LESSON, THE

LESSON, THE

(director/writer: Alice Troughton; screenwriter: Alex MacKeith; cinematographer: Anna Patarakina; editor: Paulo Pandolpho; music: Isobel Waller-Bridge; cast: Stephen McMillan (Bertie), Crispin Letts (Ellis, butler), Julie Delpy (Hélène Sinclair), Daryl McCormack (Liam) Richard E. Grant (JM Sinclair); Runtime: 103; MPAA Rating: R; producers: Camille Gatin/Cassandra Sigsgaard/Judy Tossell/Fabien Westerhoff; Bleecker Street; 2023-UK/Germany)

“The acting by the lead characters is quite good, even if the material isn’t.”

Reviewed by Dennis Schwartz

The underwhelming debut feature of Brit TV director Alice Troughton is a character-driven thriller revolving around the hazards of artistic fame.
Troughton co-writes it with Alex MacKeith.

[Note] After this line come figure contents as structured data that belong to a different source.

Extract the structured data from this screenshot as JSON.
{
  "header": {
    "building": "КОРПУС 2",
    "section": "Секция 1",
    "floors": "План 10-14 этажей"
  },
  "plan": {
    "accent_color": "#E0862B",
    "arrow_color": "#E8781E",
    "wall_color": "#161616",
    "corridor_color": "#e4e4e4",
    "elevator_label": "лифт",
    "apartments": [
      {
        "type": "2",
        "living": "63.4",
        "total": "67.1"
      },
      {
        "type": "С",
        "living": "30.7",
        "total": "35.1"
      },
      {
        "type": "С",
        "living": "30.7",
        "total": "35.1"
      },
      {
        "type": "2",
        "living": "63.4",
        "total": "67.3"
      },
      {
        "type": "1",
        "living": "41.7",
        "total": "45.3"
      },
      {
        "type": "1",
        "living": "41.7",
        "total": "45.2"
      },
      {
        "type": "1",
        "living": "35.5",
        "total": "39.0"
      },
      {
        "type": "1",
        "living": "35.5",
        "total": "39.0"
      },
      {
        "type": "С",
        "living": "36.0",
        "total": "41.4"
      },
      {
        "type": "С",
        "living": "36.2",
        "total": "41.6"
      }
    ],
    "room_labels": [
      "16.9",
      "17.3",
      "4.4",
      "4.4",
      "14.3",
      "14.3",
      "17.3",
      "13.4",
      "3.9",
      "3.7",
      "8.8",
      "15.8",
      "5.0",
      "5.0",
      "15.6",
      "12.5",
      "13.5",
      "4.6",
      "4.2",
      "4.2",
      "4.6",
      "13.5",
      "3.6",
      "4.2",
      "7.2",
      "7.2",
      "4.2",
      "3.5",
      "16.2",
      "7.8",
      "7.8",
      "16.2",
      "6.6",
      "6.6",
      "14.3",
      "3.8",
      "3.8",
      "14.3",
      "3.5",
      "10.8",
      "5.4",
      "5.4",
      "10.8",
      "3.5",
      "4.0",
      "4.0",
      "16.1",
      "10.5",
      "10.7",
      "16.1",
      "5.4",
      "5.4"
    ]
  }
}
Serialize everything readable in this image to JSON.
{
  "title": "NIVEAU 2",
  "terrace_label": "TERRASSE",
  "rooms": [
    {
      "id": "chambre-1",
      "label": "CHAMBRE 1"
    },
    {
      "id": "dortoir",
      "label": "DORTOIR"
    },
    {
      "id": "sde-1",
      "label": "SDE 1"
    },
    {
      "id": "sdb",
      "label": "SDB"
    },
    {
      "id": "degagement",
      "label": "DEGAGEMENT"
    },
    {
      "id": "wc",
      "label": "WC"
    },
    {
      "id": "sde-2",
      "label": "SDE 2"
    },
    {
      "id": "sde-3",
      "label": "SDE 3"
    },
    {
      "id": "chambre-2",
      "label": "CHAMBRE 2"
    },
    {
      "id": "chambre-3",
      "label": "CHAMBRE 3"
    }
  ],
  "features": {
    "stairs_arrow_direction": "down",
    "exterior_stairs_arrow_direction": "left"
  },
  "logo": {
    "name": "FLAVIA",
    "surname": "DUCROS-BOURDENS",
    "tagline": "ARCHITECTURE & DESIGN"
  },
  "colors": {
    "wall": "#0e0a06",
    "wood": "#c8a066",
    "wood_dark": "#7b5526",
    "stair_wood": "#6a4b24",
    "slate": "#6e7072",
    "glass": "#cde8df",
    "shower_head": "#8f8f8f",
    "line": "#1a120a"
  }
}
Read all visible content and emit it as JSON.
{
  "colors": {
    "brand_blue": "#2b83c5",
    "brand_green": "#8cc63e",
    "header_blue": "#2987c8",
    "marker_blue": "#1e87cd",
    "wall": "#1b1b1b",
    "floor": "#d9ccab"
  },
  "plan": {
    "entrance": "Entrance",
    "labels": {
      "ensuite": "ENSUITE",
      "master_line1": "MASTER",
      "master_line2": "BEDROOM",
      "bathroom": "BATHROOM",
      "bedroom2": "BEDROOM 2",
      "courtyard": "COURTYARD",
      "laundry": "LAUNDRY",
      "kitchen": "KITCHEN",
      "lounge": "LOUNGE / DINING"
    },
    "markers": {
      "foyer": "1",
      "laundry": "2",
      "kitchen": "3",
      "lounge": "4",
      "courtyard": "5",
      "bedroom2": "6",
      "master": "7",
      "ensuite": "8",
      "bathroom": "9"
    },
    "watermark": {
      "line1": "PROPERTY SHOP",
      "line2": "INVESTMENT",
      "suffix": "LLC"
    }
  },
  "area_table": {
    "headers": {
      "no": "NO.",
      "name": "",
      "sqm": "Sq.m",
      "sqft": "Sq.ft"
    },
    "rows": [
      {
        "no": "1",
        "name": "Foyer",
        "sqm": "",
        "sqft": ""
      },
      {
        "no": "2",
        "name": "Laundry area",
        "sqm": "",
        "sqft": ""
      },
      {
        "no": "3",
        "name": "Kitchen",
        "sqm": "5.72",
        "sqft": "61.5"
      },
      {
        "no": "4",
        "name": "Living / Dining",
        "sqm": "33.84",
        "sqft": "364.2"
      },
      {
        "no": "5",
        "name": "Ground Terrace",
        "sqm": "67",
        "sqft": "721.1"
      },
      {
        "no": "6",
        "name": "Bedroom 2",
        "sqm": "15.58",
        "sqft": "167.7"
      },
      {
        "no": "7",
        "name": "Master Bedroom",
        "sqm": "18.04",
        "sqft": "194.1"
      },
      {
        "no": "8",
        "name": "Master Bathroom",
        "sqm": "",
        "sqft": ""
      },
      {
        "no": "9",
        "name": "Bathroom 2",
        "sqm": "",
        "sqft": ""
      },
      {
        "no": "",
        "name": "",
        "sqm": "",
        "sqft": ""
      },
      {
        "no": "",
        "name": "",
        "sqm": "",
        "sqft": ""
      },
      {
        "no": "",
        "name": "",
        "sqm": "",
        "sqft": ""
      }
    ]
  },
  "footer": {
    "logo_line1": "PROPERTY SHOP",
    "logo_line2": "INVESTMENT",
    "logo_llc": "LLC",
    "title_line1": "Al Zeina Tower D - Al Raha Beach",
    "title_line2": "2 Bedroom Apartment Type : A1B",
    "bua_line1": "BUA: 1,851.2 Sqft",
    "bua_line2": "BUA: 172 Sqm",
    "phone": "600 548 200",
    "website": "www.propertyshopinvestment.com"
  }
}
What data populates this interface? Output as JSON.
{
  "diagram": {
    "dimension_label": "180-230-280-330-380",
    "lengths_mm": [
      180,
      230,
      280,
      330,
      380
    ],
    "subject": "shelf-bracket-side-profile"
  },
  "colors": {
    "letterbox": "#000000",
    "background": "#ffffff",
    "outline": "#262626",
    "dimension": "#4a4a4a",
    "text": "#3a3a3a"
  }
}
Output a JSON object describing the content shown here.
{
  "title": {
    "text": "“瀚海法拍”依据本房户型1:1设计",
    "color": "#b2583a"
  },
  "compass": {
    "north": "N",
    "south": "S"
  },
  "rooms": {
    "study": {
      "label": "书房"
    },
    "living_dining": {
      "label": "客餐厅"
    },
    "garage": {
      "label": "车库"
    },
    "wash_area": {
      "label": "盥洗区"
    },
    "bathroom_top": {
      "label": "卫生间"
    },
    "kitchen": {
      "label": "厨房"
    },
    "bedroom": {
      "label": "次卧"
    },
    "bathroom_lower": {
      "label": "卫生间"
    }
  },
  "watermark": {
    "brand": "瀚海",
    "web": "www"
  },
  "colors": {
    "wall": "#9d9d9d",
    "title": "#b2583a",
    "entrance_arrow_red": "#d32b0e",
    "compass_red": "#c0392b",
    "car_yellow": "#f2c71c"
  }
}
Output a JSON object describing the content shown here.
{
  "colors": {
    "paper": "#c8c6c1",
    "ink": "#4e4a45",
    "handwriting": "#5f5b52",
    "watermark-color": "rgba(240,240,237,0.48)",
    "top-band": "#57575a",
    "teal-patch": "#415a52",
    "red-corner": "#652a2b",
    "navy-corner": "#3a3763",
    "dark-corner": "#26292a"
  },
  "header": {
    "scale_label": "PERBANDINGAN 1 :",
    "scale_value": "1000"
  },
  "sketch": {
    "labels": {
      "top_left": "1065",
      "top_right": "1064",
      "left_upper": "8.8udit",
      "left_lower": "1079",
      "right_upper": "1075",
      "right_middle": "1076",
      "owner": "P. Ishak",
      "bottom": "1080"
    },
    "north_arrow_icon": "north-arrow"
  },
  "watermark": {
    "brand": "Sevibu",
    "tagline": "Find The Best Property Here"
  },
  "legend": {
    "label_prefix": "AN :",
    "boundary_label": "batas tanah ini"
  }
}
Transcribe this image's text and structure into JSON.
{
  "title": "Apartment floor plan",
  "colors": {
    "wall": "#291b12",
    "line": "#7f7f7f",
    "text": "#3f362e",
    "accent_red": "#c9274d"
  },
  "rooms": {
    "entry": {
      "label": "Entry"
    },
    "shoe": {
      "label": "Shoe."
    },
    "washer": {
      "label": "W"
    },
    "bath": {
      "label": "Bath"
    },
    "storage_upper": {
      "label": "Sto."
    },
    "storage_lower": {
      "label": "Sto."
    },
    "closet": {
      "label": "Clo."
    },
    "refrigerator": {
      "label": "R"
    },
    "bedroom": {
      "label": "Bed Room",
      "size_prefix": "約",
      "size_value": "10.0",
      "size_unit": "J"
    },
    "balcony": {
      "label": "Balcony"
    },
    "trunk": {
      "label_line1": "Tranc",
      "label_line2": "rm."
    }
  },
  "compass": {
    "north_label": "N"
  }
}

During the summer, the ridiculed by his cruel father, the spoiled teenager Bertie (Stephen McMillan), is tutored to pass the entrance exams at Oxford to major in English Lit by the aspiring, creepy and ambitious writer and recent Oxford grad Liam Somers (Daryl McCormack). Liam moves into the writer’s country estate house and worms his way into the confidence of the beleaguered family.

Bertie’s dad is the famous and imperious British author J.M. Sinclair (Richard E. Grant), who is locked into an unhappy marriage with his bitter art dealer stoical wife
Hélène (Julie Delpy). They’re also dealing with the suicide of their older son.

The toxic writer and the rueful manipulative wife share some dark secrets, and struggle to tolerate each other in their failing marriage.
 
The film is a slow-burn over the couple’s
ongoing power plays. It results in many twists, betrayals, bouts of clunky dialogue and a dull story with little substance.

Though the acting by the lead characters is quite good, even if the material isn’t.

It played at the Tribeca Film Festival.